Today’s Mail Bag question comes from Steve G. and as a new collector, he wants to know if going to a coin show is worth it. They write,
I’m new to collecting and have been slowing building up my collection. There is a coin show coming up in Denver in September and I wanted to get your ideas on if it is worth it. I’ve never been to one so I didn’t know if I could find any good deals at them.Steve G
Steve, first, thanks for taking the time to write. I really appreciate it.
To your question, yes, coin shows are a great experience and well worth your time. Is one place where you can see hundreds if not thousands of coins in one shot, some of them being rarities, and talk to those who have been collecting for years. It is as much educational as it is a buying experience. That said, a couple of suggestions prior to going to your first coin show.
First, do you homework. If you are going to a show to look for particular coins to buy, make sure that you have written up a buy list as well as have a good understanding of the value of that coin in various grades. This is to assure that you don’t overpay for a coin, especially if it is one that you desperately want to add to your own collection. If you haven’t looked at the buying list article I posted last month, refer to it to get a template for a coin buying list.
Second, if you are buying a graded coin from PCGS or NGC at the show, don’t hesitate to use the PCGS Cert or NGC app on your Android or iPhone. Counterfeiting is an issue and while it is highly unlikely you would run into one at a show, it is possible. You won’t offend the seller by scanning the coin’s barcode and verifying it, especially if it is a premium coin.
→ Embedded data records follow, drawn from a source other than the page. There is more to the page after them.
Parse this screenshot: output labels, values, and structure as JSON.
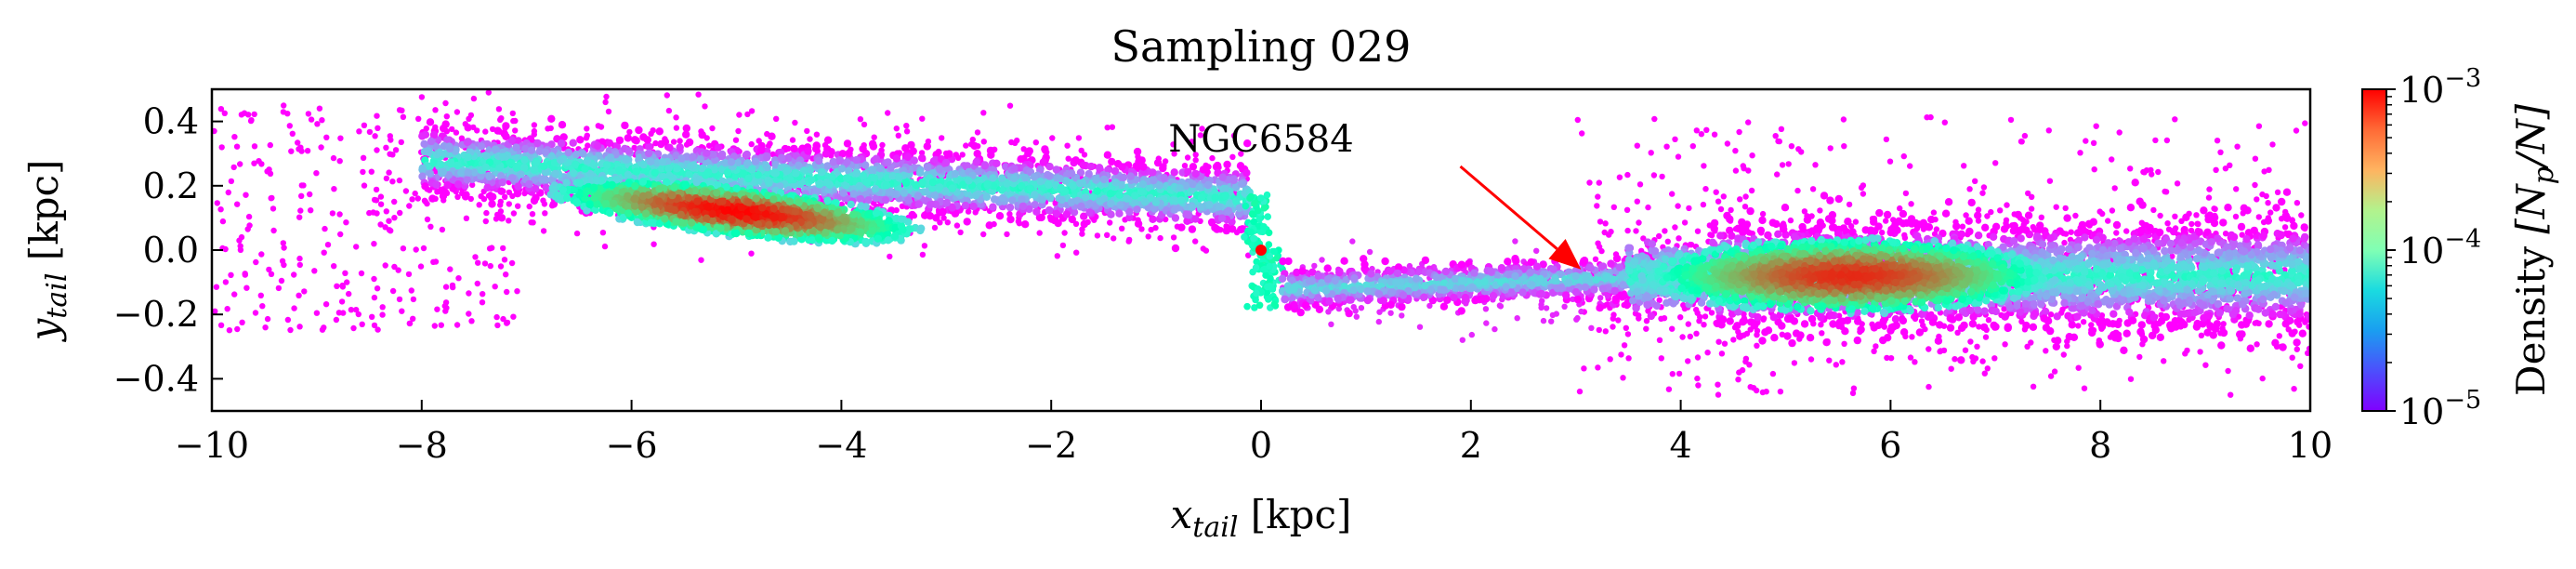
{
  "chart_data": {
    "type": "heatmap",
    "title": "Sampling 029",
    "xlabel": "x_tail [kpc]",
    "xlabel_main": "x",
    "xlabel_sub": "tail",
    "xlabel_unit": " [kpc]",
    "ylabel": "y_tail [kpc]",
    "ylabel_main": "y",
    "ylabel_sub": "tail",
    "ylabel_unit": " [kpc]",
    "xlim": [
      -10,
      10
    ],
    "ylim": [
      -0.5,
      0.5
    ],
    "x_ticks": [
      -10,
      -8,
      -6,
      -4,
      -2,
      0,
      2,
      4,
      6,
      8,
      10
    ],
    "x_tick_labels": [
      "−10",
      "−8",
      "−6",
      "−4",
      "−2",
      "0",
      "2",
      "4",
      "6",
      "8",
      "10"
    ],
    "y_ticks": [
      -0.4,
      -0.2,
      0.0,
      0.2,
      0.4
    ],
    "y_tick_labels": [
      "−0.4",
      "−0.2",
      "0.0",
      "0.2",
      "0.4"
    ],
    "grid": false,
    "colormap": "rainbow",
    "colorbar": {
      "label": "Density [N_p/N]",
      "label_text": "Density ",
      "label_math": "[N",
      "label_sub": "p",
      "label_end": "/N]",
      "scale": "log",
      "range": [
        1e-05,
        0.001
      ],
      "ticks": [
        1e-05,
        0.0001,
        0.001
      ],
      "tick_bases": [
        "10",
        "10",
        "10"
      ],
      "tick_exps": [
        "−5",
        "−4",
        "−3"
      ]
    },
    "annotation": {
      "text": "NGC6584",
      "arrow_from": [
        1.9,
        0.26
      ],
      "arrow_to": [
        3.05,
        -0.06
      ],
      "color": "#ff0000"
    },
    "density_components": [
      {
        "name": "leading-tail-core",
        "x_center": -5.0,
        "y_center": 0.12,
        "x_spread": 0.9,
        "y_spread": 0.04,
        "peak_log_density": -3.0
      },
      {
        "name": "leading-tail-band",
        "x_range": [
          -8.0,
          -0.1
        ],
        "y_at_start": 0.28,
        "y_at_end": 0.16,
        "width": 0.09,
        "peak_log_density": -4.2
      },
      {
        "name": "progenitor",
        "x_center": 0.0,
        "y_center": 0.0,
        "peak_log_density": -3.0
      },
      {
        "name": "trailing-tail-bridge",
        "x_range": [
          0.2,
          4.2
        ],
        "y_center": -0.12,
        "width": 0.06,
        "peak_log_density": -4.3
      },
      {
        "name": "trailing-tail-core",
        "x_center": 5.6,
        "y_center": -0.08,
        "x_spread": 1.0,
        "y_spread": 0.06,
        "peak_log_density": -3.1
      },
      {
        "name": "trailing-tail-band",
        "x_range": [
          3.5,
          10.0
        ],
        "y_center": -0.08,
        "width": 0.16,
        "peak_log_density": -4.2
      },
      {
        "name": "outer-scatter-left",
        "x_range": [
          -10.0,
          -7.0
        ],
        "y_range": [
          -0.25,
          0.45
        ],
        "log_density": -5.0
      },
      {
        "name": "outer-scatter-right",
        "x_range": [
          3.0,
          10.0
        ],
        "y_range": [
          -0.45,
          0.42
        ],
        "log_density": -5.0
      }
    ]
  }
}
Related to this is carry a loupe with you. Coin dealers are not going to be offended by you pulling out a magnifier to look at the overall quality of a coin you are considering buying. Indeed, they expect you to do just that. I personally always carry my Aiernuo 20x loupe with me at shows. They are inexpensive (about $8) and are small enough to fit into your pocket.
Third, yes, you can haggle – respectfully. Remember, these coin dealers have paid a fair sum of money to be at the show and, in the vast majority of cases, these shows and their stores (online or physical) is how they make their living. So be kind and considerate when you are negotiating a price for a coin. Keep in mind to that if you are only buying 1 or 2 coins from a dealer, they may not be willing to move much on the price. If you are buying a more expensive item or a several coins, they will be more open to it. So for example, if you are buying a complete 1960s set of Proof Lincoln Cents and the dealer is selling it for $22, respectfully ask if you can pay $20. If they say no, don’t get upset. Remember, this is their livelihood.
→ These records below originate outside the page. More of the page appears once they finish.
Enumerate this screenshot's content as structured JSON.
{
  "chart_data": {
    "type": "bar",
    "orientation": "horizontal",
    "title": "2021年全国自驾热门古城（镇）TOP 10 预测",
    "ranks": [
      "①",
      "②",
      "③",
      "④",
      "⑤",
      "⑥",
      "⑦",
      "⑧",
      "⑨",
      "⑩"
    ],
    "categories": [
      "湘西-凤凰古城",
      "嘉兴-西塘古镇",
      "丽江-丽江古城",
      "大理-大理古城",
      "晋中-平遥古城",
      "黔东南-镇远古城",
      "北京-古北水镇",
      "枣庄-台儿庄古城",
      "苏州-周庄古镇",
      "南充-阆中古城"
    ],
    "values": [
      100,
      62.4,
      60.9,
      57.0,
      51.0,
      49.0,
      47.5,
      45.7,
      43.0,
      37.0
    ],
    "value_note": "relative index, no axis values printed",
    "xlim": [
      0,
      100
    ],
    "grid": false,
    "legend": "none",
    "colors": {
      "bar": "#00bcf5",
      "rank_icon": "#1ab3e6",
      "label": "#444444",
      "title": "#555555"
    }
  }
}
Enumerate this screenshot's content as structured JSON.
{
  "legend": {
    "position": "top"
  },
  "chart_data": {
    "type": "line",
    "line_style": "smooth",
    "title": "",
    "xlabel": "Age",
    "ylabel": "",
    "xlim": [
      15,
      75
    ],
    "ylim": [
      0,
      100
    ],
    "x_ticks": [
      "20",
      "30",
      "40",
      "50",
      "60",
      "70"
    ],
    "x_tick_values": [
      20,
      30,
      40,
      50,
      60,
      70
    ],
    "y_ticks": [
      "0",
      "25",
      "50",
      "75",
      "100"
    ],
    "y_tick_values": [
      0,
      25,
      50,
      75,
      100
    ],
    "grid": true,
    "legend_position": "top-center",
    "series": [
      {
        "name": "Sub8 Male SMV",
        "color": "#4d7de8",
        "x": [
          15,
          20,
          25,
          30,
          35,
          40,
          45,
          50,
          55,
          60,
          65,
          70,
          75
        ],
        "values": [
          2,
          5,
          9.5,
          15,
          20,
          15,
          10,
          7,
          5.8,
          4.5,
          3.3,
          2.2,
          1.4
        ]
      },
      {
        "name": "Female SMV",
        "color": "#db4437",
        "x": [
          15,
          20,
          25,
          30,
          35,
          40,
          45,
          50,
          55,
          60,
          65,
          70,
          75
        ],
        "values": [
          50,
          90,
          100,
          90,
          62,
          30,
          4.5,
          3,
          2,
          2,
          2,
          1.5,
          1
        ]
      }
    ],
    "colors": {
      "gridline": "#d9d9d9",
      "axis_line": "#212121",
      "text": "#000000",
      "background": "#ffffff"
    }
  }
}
Fourth, and somewhat related to my third point, is shop around. You have dozens of dealers at a show and several of them may have that complete set of 1960s Proof Lincoln Cents. Ask, shop around, and keep track of the dealers you spoken to about that set.
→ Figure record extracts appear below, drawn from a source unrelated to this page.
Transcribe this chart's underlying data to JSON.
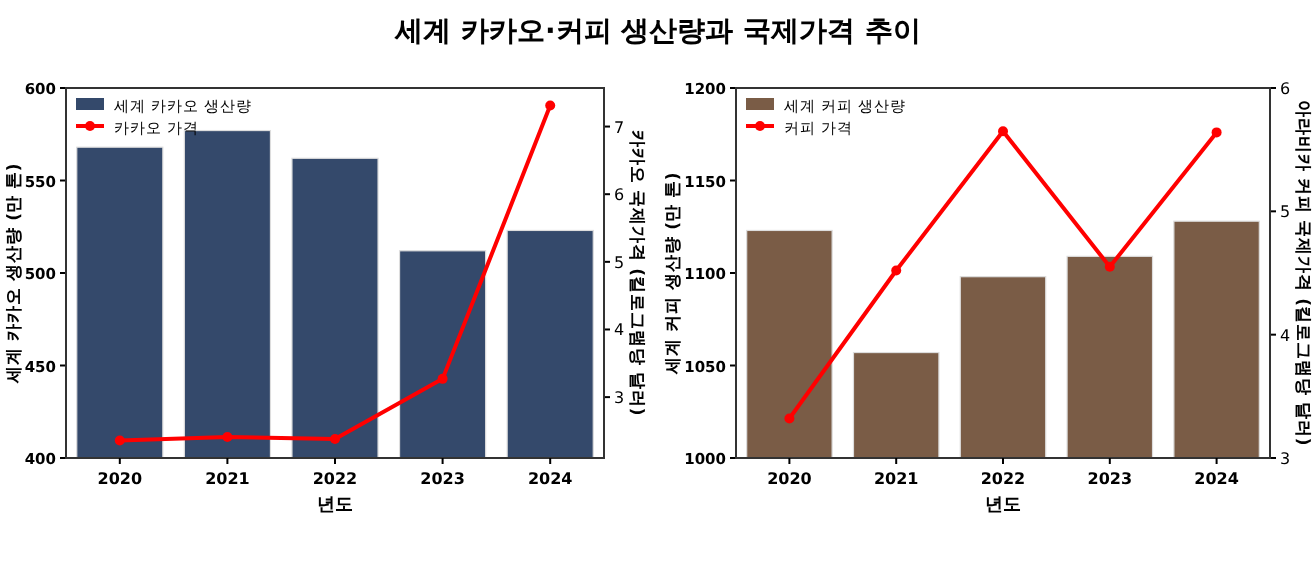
{
  "chart_data": [
    {
      "type": "bar",
      "title": "세계 카카오·커피 생산량과 국제가격 추이",
      "categories": [
        "2020",
        "2021",
        "2022",
        "2023",
        "2024"
      ],
      "xlabel": "년도",
      "ylabel": "세계 카카오 생산량 (만 톤)",
      "y2label": "카카오 국제가격 (킬로그램당 달러)",
      "ylim": [
        400,
        600
      ],
      "yticks": [
        400,
        450,
        500,
        550,
        600
      ],
      "y2lim": [
        2.1,
        7.57
      ],
      "y2ticks": [
        3,
        4,
        5,
        6,
        7
      ],
      "legend": "top left",
      "marker": "circle",
      "series": [
        {
          "name": "세계 카카오 생산량",
          "color": "#34496b",
          "values": [
            568,
            577,
            562,
            512,
            523
          ]
        },
        {
          "name": "카카오 가격",
          "type": "line",
          "axis": "y2",
          "color": "#ff0000",
          "values": [
            2.36,
            2.41,
            2.38,
            3.27,
            7.31
          ]
        }
      ]
    },
    {
      "type": "bar",
      "categories": [
        "2020",
        "2021",
        "2022",
        "2023",
        "2024"
      ],
      "xlabel": "년도",
      "ylabel": "세계 커피 생산량 (만 톤)",
      "y2label": "아라비카 커피 국제가격 (킬로그램당 달러)",
      "ylim": [
        1000,
        1200
      ],
      "yticks": [
        1000,
        1050,
        1100,
        1150,
        1200
      ],
      "y2lim": [
        3,
        6
      ],
      "y2ticks": [
        3,
        4,
        5,
        6
      ],
      "legend": "top left",
      "marker": "circle",
      "series": [
        {
          "name": "세계 커피 생산량",
          "color": "#7a5c46",
          "values": [
            1123,
            1057,
            1098,
            1109,
            1128
          ]
        },
        {
          "name": "커피 가격",
          "type": "line",
          "axis": "y2",
          "color": "#ff0000",
          "values": [
            3.32,
            4.52,
            5.65,
            4.55,
            5.64
          ]
        }
      ]
    }
  ]
}
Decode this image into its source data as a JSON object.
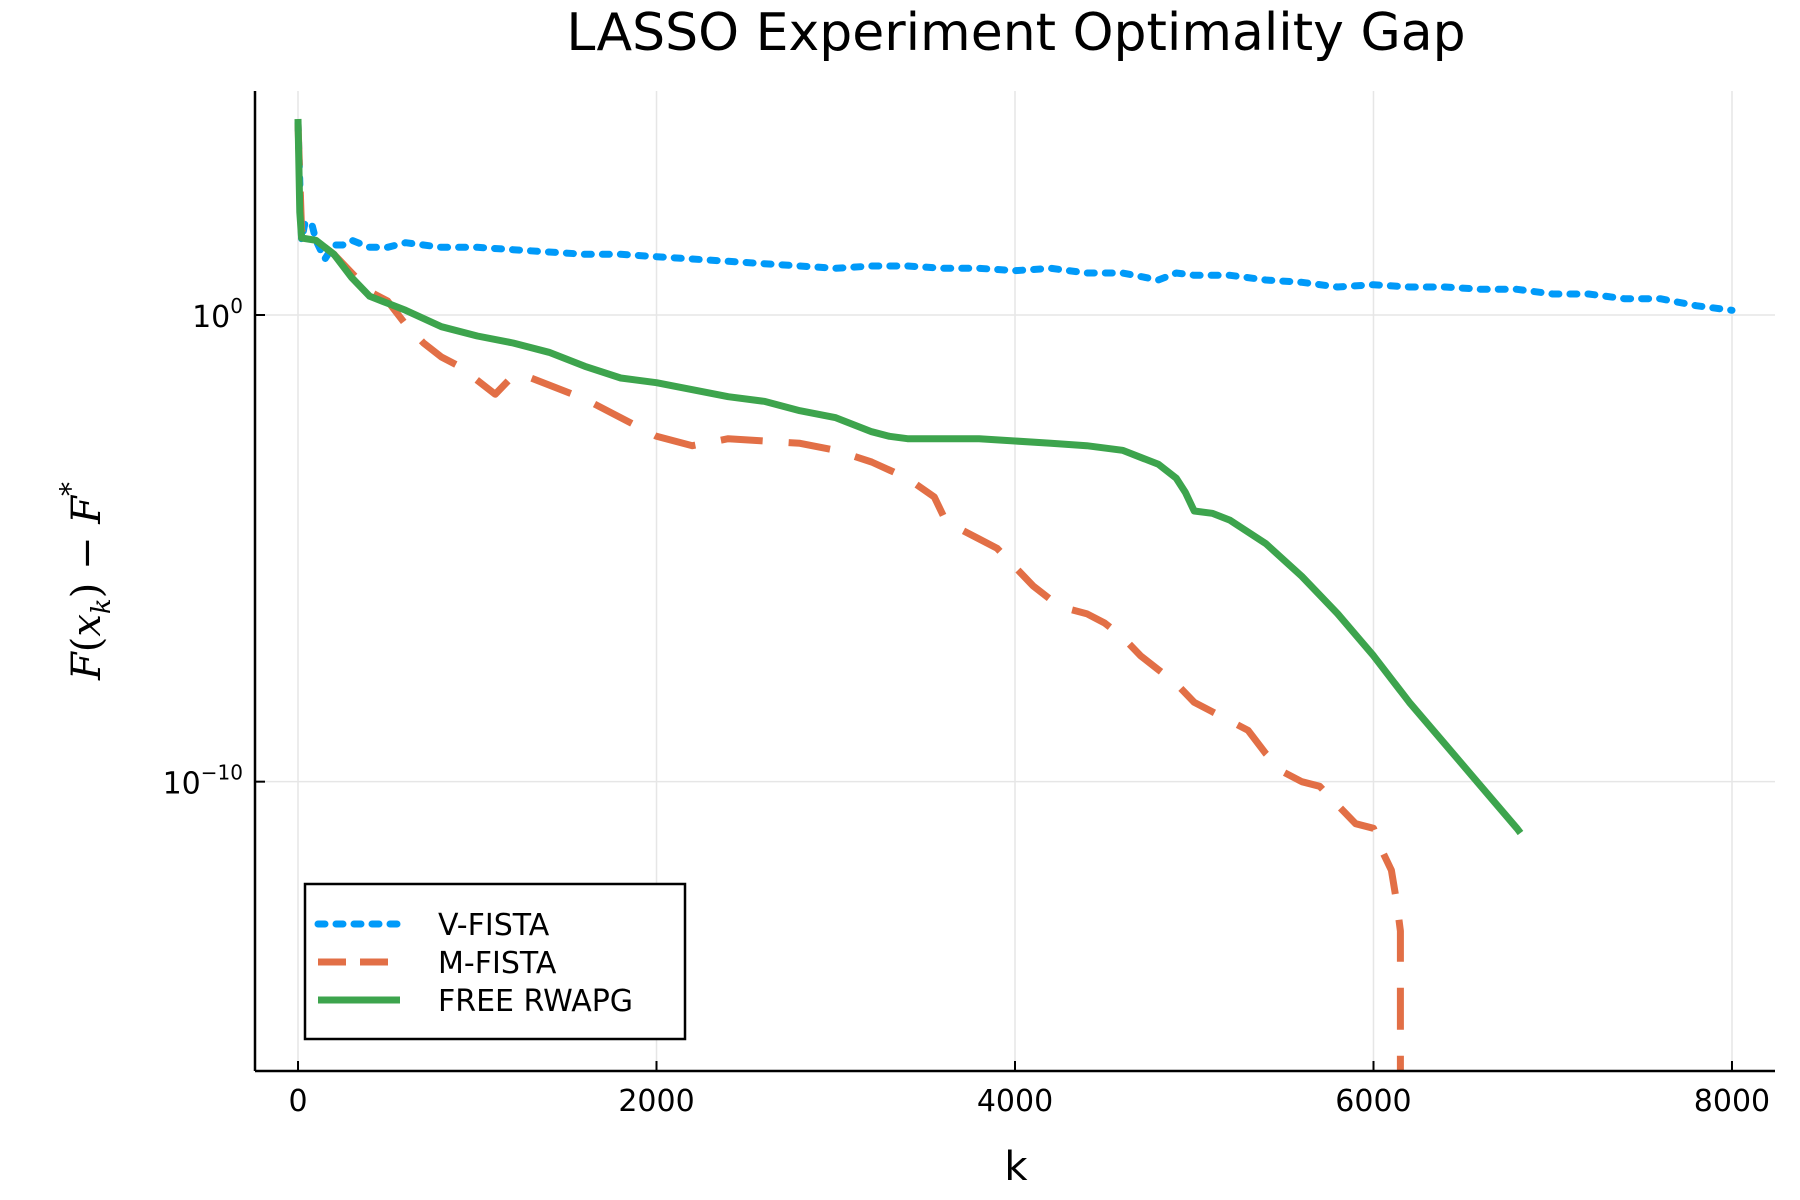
{
  "chart_data": {
    "type": "line",
    "title": "LASSO Experiment Optimality Gap",
    "xlabel": "k",
    "ylabel": "F(x_k) − F*",
    "ylabel_parts": {
      "F": "F",
      "open": "(",
      "x": "x",
      "sub": "k",
      "close": ")",
      "minus": " − ",
      "F2": "F",
      "sup": "*"
    },
    "xlim": [
      -240,
      8240
    ],
    "ylim_log10": [
      -16.2,
      4.8
    ],
    "yscale": "log",
    "grid": true,
    "legend_position": "bottom-left",
    "x_ticks": [
      {
        "value": 0,
        "label": "0"
      },
      {
        "value": 2000,
        "label": "2000"
      },
      {
        "value": 4000,
        "label": "4000"
      },
      {
        "value": 6000,
        "label": "6000"
      },
      {
        "value": 8000,
        "label": "8000"
      }
    ],
    "y_ticks": [
      {
        "log10": 0,
        "base": "10",
        "exp": "0"
      },
      {
        "log10": -10,
        "base": "10",
        "exp": "−10"
      }
    ],
    "series": [
      {
        "name": "V-FISTA",
        "color": "#009af9",
        "dash": "dotted",
        "points": [
          [
            0,
            4.1
          ],
          [
            20,
            1.6
          ],
          [
            40,
            2.0
          ],
          [
            80,
            1.9
          ],
          [
            100,
            1.6
          ],
          [
            150,
            1.2
          ],
          [
            200,
            1.5
          ],
          [
            250,
            1.5
          ],
          [
            300,
            1.6
          ],
          [
            400,
            1.45
          ],
          [
            500,
            1.45
          ],
          [
            600,
            1.55
          ],
          [
            800,
            1.45
          ],
          [
            1000,
            1.45
          ],
          [
            1200,
            1.4
          ],
          [
            1400,
            1.35
          ],
          [
            1600,
            1.3
          ],
          [
            1800,
            1.3
          ],
          [
            2000,
            1.25
          ],
          [
            2200,
            1.2
          ],
          [
            2400,
            1.15
          ],
          [
            2600,
            1.1
          ],
          [
            2800,
            1.05
          ],
          [
            3000,
            1.0
          ],
          [
            3200,
            1.05
          ],
          [
            3400,
            1.05
          ],
          [
            3600,
            1.0
          ],
          [
            3800,
            1.0
          ],
          [
            4000,
            0.95
          ],
          [
            4200,
            1.0
          ],
          [
            4400,
            0.9
          ],
          [
            4600,
            0.9
          ],
          [
            4800,
            0.75
          ],
          [
            4900,
            0.9
          ],
          [
            5000,
            0.85
          ],
          [
            5200,
            0.85
          ],
          [
            5400,
            0.75
          ],
          [
            5600,
            0.7
          ],
          [
            5800,
            0.6
          ],
          [
            6000,
            0.65
          ],
          [
            6200,
            0.6
          ],
          [
            6400,
            0.6
          ],
          [
            6600,
            0.55
          ],
          [
            6800,
            0.55
          ],
          [
            7000,
            0.45
          ],
          [
            7200,
            0.45
          ],
          [
            7400,
            0.35
          ],
          [
            7600,
            0.35
          ],
          [
            7800,
            0.2
          ],
          [
            8000,
            0.1
          ]
        ]
      },
      {
        "name": "M-FISTA",
        "color": "#e26f46",
        "dash": "dashed",
        "points": [
          [
            0,
            4.1
          ],
          [
            20,
            1.8
          ],
          [
            40,
            1.7
          ],
          [
            100,
            1.6
          ],
          [
            200,
            1.3
          ],
          [
            300,
            0.9
          ],
          [
            400,
            0.5
          ],
          [
            500,
            0.3
          ],
          [
            600,
            -0.2
          ],
          [
            700,
            -0.6
          ],
          [
            800,
            -0.9
          ],
          [
            900,
            -1.1
          ],
          [
            1000,
            -1.4
          ],
          [
            1100,
            -1.7
          ],
          [
            1200,
            -1.3
          ],
          [
            1300,
            -1.35
          ],
          [
            1400,
            -1.5
          ],
          [
            1600,
            -1.8
          ],
          [
            1800,
            -2.2
          ],
          [
            2000,
            -2.6
          ],
          [
            2200,
            -2.8
          ],
          [
            2400,
            -2.65
          ],
          [
            2600,
            -2.7
          ],
          [
            2800,
            -2.75
          ],
          [
            3000,
            -2.9
          ],
          [
            3200,
            -3.15
          ],
          [
            3400,
            -3.5
          ],
          [
            3550,
            -3.9
          ],
          [
            3600,
            -4.3
          ],
          [
            3650,
            -4.5
          ],
          [
            3800,
            -4.8
          ],
          [
            3900,
            -5.0
          ],
          [
            4000,
            -5.4
          ],
          [
            4100,
            -5.8
          ],
          [
            4200,
            -6.1
          ],
          [
            4300,
            -6.3
          ],
          [
            4400,
            -6.4
          ],
          [
            4500,
            -6.6
          ],
          [
            4600,
            -6.9
          ],
          [
            4700,
            -7.3
          ],
          [
            4800,
            -7.6
          ],
          [
            4900,
            -7.9
          ],
          [
            5000,
            -8.3
          ],
          [
            5100,
            -8.5
          ],
          [
            5200,
            -8.7
          ],
          [
            5300,
            -8.9
          ],
          [
            5400,
            -9.4
          ],
          [
            5500,
            -9.8
          ],
          [
            5600,
            -10.0
          ],
          [
            5700,
            -10.1
          ],
          [
            5800,
            -10.5
          ],
          [
            5900,
            -10.9
          ],
          [
            6000,
            -11.0
          ],
          [
            6050,
            -11.5
          ],
          [
            6100,
            -11.9
          ],
          [
            6130,
            -12.6
          ],
          [
            6150,
            -13.2
          ],
          [
            6150,
            -14.0
          ],
          [
            6150,
            -15.5
          ],
          [
            6150,
            -16.2
          ]
        ]
      },
      {
        "name": "FREE RWAPG",
        "color": "#3da44d",
        "dash": "solid",
        "points": [
          [
            0,
            4.2
          ],
          [
            10,
            2.2
          ],
          [
            20,
            1.65
          ],
          [
            100,
            1.6
          ],
          [
            200,
            1.3
          ],
          [
            300,
            0.8
          ],
          [
            400,
            0.4
          ],
          [
            500,
            0.25
          ],
          [
            600,
            0.1
          ],
          [
            800,
            -0.25
          ],
          [
            1000,
            -0.45
          ],
          [
            1200,
            -0.6
          ],
          [
            1400,
            -0.8
          ],
          [
            1600,
            -1.1
          ],
          [
            1800,
            -1.35
          ],
          [
            2000,
            -1.45
          ],
          [
            2200,
            -1.6
          ],
          [
            2400,
            -1.75
          ],
          [
            2600,
            -1.85
          ],
          [
            2800,
            -2.05
          ],
          [
            3000,
            -2.2
          ],
          [
            3200,
            -2.5
          ],
          [
            3300,
            -2.6
          ],
          [
            3400,
            -2.65
          ],
          [
            3600,
            -2.65
          ],
          [
            3800,
            -2.65
          ],
          [
            4000,
            -2.7
          ],
          [
            4200,
            -2.75
          ],
          [
            4400,
            -2.8
          ],
          [
            4600,
            -2.9
          ],
          [
            4800,
            -3.2
          ],
          [
            4900,
            -3.5
          ],
          [
            4950,
            -3.8
          ],
          [
            5000,
            -4.2
          ],
          [
            5100,
            -4.25
          ],
          [
            5200,
            -4.4
          ],
          [
            5400,
            -4.9
          ],
          [
            5600,
            -5.6
          ],
          [
            5800,
            -6.4
          ],
          [
            6000,
            -7.3
          ],
          [
            6200,
            -8.3
          ],
          [
            6400,
            -9.2
          ],
          [
            6600,
            -10.1
          ],
          [
            6800,
            -11.0
          ],
          [
            6820,
            -11.1
          ]
        ]
      }
    ]
  }
}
Fifth, talk to the dealers. Get to know them. Yes they are there to sell coins but they are also there to meet fellow collectors just like you. So spend some time (again, respectfully) getting to know them and ask about their coins, their own collections, their stores, etc. Buying a coin should be a personal experience, not solely based on the price in my opinion.
Hopefully these tips will help Steve and I hope that your first coin show experience is great! By-the-way, if you are referring to the Denver Coin Expo in September, I’ll be there too!